How Virtual Reality Provides Insight Into Memory Formation

Arecent study conducted a stimulation using virtual reality in order to explore the how the memory assembling process in our brains work.

Researchers in charge of the study took a close look at the activities occurring in the hippocampus area of the brain while study participants remembered memories from a virtual reality experience.

Researchers have decided to use virtual reality technology in order to explore deeper the process of how memories are assembled in our brains, and how we organize these memories within context.

Another study that was published in the Nature Communications Journal had placed volunteers into a virtual reality experience and observed what was occurring in their hippocampuses.  The researchers were able to conclude from their work that various types of memories are activated by different parts of the hippocampus.

Research conducted at the University of California looked specifically at how the brain organizes memories in relation to time context as well as space. This was done by putting study participants in a virtual reality experience.

Following this, they used fMRI with the aim of seeing what was happening in the hippocampus at the same time that the participants were experiencing memories of the specific experience.
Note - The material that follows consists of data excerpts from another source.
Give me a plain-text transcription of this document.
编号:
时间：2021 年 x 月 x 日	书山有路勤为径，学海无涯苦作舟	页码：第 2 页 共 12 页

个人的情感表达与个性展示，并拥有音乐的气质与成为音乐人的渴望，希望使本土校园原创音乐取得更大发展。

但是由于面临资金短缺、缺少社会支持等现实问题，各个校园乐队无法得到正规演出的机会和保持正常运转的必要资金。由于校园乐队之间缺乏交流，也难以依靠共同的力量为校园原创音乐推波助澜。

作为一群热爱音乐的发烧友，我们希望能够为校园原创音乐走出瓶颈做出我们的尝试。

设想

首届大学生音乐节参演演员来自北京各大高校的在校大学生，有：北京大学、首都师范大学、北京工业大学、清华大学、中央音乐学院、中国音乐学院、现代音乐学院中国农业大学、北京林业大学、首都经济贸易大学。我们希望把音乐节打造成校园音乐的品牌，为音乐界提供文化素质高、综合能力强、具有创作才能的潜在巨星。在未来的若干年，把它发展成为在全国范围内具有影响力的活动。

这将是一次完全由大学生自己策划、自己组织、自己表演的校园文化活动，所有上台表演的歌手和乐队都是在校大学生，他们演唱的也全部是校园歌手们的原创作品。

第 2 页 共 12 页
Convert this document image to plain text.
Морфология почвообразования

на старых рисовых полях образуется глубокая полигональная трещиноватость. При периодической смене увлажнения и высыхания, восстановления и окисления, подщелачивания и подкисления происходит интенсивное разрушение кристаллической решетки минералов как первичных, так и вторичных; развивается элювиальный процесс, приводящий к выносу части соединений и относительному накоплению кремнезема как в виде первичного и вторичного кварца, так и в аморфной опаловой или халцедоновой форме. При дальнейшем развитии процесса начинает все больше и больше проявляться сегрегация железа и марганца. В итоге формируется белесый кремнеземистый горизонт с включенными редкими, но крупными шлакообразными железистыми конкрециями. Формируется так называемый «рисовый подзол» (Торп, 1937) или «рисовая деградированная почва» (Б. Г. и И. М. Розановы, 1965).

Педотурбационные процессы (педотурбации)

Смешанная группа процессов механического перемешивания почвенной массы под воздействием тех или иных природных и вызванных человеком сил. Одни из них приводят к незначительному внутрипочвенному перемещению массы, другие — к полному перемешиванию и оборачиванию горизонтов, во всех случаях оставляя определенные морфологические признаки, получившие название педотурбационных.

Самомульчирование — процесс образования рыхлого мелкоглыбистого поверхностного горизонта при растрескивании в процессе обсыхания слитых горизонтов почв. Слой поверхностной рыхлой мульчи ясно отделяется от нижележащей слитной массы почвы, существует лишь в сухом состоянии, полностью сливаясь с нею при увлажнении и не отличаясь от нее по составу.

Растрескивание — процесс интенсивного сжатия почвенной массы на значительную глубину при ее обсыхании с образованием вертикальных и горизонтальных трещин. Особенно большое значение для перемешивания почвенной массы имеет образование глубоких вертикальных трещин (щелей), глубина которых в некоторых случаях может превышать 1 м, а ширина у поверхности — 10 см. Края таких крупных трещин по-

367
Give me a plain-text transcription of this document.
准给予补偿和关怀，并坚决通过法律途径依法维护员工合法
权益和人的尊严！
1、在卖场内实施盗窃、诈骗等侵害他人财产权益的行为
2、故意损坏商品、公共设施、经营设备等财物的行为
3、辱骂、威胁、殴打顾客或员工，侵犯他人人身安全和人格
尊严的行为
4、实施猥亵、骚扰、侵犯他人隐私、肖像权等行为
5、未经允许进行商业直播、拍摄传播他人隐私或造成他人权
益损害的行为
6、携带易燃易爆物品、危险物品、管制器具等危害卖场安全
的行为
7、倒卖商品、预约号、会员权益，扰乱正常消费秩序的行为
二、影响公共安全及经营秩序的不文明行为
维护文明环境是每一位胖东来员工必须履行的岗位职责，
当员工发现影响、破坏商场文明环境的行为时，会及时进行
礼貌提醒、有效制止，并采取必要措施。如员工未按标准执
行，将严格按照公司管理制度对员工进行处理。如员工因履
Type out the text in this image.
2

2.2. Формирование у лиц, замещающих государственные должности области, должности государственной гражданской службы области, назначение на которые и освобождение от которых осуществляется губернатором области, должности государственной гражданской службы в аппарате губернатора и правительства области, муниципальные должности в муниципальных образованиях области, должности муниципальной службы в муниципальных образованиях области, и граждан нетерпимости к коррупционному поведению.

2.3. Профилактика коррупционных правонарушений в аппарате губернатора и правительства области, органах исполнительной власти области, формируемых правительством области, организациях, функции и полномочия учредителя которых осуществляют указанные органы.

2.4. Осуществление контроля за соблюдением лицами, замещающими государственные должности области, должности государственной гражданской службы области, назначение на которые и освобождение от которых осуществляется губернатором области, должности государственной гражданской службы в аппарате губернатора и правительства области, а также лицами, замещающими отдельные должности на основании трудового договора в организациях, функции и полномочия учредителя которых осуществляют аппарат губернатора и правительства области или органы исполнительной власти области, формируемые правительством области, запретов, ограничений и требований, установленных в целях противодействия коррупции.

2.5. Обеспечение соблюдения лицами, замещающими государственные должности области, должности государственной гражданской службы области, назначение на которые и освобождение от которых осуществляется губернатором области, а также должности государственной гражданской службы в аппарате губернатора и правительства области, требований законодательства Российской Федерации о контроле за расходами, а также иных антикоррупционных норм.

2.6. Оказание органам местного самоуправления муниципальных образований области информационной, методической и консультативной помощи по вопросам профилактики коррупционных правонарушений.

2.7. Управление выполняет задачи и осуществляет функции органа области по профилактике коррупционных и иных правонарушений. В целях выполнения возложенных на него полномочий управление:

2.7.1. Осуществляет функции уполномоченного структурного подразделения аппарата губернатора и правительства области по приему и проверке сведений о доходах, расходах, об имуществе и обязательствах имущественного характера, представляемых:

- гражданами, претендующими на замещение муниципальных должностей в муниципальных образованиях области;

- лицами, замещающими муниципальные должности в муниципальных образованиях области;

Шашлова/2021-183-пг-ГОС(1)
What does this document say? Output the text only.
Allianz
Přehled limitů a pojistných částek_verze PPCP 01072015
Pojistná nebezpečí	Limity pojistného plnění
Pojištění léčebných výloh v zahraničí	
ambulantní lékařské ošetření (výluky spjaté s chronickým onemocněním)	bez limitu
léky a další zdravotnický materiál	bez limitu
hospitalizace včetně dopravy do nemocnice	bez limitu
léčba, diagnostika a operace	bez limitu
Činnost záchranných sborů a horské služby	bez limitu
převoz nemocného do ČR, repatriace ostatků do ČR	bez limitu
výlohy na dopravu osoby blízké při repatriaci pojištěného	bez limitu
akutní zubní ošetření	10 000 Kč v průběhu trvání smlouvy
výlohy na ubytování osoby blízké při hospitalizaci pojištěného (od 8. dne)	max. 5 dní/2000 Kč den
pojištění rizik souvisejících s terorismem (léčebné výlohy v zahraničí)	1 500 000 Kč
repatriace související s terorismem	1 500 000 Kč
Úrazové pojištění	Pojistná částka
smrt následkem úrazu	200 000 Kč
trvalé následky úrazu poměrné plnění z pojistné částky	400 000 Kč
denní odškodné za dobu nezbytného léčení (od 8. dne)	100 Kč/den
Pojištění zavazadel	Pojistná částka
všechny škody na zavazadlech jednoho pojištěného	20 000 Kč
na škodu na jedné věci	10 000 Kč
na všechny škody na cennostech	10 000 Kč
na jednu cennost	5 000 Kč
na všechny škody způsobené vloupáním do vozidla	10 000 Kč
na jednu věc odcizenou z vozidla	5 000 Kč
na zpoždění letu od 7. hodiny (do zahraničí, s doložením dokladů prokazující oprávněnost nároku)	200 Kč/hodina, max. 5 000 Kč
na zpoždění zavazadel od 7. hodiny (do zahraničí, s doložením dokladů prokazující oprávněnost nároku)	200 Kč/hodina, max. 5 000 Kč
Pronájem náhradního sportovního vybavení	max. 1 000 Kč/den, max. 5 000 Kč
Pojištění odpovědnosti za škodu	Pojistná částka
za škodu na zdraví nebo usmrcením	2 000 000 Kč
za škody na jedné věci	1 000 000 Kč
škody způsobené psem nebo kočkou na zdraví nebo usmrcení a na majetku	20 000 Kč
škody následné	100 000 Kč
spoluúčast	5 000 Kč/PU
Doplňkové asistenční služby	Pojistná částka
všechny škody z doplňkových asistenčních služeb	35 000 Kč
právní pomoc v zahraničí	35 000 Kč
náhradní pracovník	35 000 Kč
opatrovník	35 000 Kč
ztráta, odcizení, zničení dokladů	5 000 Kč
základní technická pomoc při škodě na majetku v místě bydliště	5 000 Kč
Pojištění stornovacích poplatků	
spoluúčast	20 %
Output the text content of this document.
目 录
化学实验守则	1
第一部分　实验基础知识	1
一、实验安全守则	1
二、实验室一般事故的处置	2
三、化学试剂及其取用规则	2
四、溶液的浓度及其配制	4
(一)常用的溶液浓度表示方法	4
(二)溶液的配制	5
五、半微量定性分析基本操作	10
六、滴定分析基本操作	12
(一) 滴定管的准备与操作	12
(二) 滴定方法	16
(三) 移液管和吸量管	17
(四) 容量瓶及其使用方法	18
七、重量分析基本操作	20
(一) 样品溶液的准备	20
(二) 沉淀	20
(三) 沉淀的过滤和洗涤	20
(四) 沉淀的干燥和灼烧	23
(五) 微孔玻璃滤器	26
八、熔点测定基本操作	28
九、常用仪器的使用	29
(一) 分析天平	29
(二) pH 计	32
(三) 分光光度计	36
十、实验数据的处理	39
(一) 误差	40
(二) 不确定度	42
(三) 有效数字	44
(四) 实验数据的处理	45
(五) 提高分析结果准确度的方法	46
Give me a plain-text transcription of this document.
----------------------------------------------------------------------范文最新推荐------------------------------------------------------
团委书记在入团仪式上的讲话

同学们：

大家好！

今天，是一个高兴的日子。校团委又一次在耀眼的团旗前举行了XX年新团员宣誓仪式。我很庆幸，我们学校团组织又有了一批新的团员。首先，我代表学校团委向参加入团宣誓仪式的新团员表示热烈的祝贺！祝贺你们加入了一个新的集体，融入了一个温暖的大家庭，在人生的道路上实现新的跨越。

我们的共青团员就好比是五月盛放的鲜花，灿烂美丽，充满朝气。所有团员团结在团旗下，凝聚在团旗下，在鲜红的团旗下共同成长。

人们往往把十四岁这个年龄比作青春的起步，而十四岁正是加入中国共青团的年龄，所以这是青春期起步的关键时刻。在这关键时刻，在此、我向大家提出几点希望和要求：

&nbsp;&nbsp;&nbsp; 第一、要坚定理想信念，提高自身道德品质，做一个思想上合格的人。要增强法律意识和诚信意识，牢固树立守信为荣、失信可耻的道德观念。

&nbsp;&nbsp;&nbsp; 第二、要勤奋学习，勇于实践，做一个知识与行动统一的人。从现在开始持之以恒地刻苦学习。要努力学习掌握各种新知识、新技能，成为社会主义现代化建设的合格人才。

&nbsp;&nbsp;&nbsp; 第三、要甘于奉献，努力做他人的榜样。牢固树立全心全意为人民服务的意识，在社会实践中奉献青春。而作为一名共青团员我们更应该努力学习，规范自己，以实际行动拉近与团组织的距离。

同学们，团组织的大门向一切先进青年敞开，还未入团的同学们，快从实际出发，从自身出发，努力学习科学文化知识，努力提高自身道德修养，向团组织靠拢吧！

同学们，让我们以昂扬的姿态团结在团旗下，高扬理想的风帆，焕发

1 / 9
The virtual reality experience ”took” subjects into different homes, each of which had various objects inside.  They attempted to memorize the objects in two different contexts. One, which was video (episodic memory), and the other, which was the house (spatial memory) and they saw what specifically activated specific regions of the hippocampus.

This study revealed to the researchers which area of the hippocampus is involved in recalling shared information in relation to contexts. For example, virtual objects that appeared in the video.

They were also able to identify which area specifically was responsible for recalling differences in context.

Their research even contradicted previous belief that the hippocampus is mostly in charge of spatial memories, and found that it is in fact more responsible for episodic memories which are related to space and time.

This study is a wonderful example of how virtual reality technologies can be helpful and applied to medical and physiological research.

There are already existing virtual reality systems and have been specially designed for medical students to study with more realistic materials.

The future of hospitals and operating rooms may very well be equipped with a virtual reality training room in the near future.

Virtual reality systems could additionally even allow surgeons to gain more access to the area they will be operating on prior to a complex procedure.

This innovative technology could be used as a very helpful tool for the betterment of mankind, where doctors have the ability to have a 3-dimensional look at patients bodies that would otherwise not have been seen.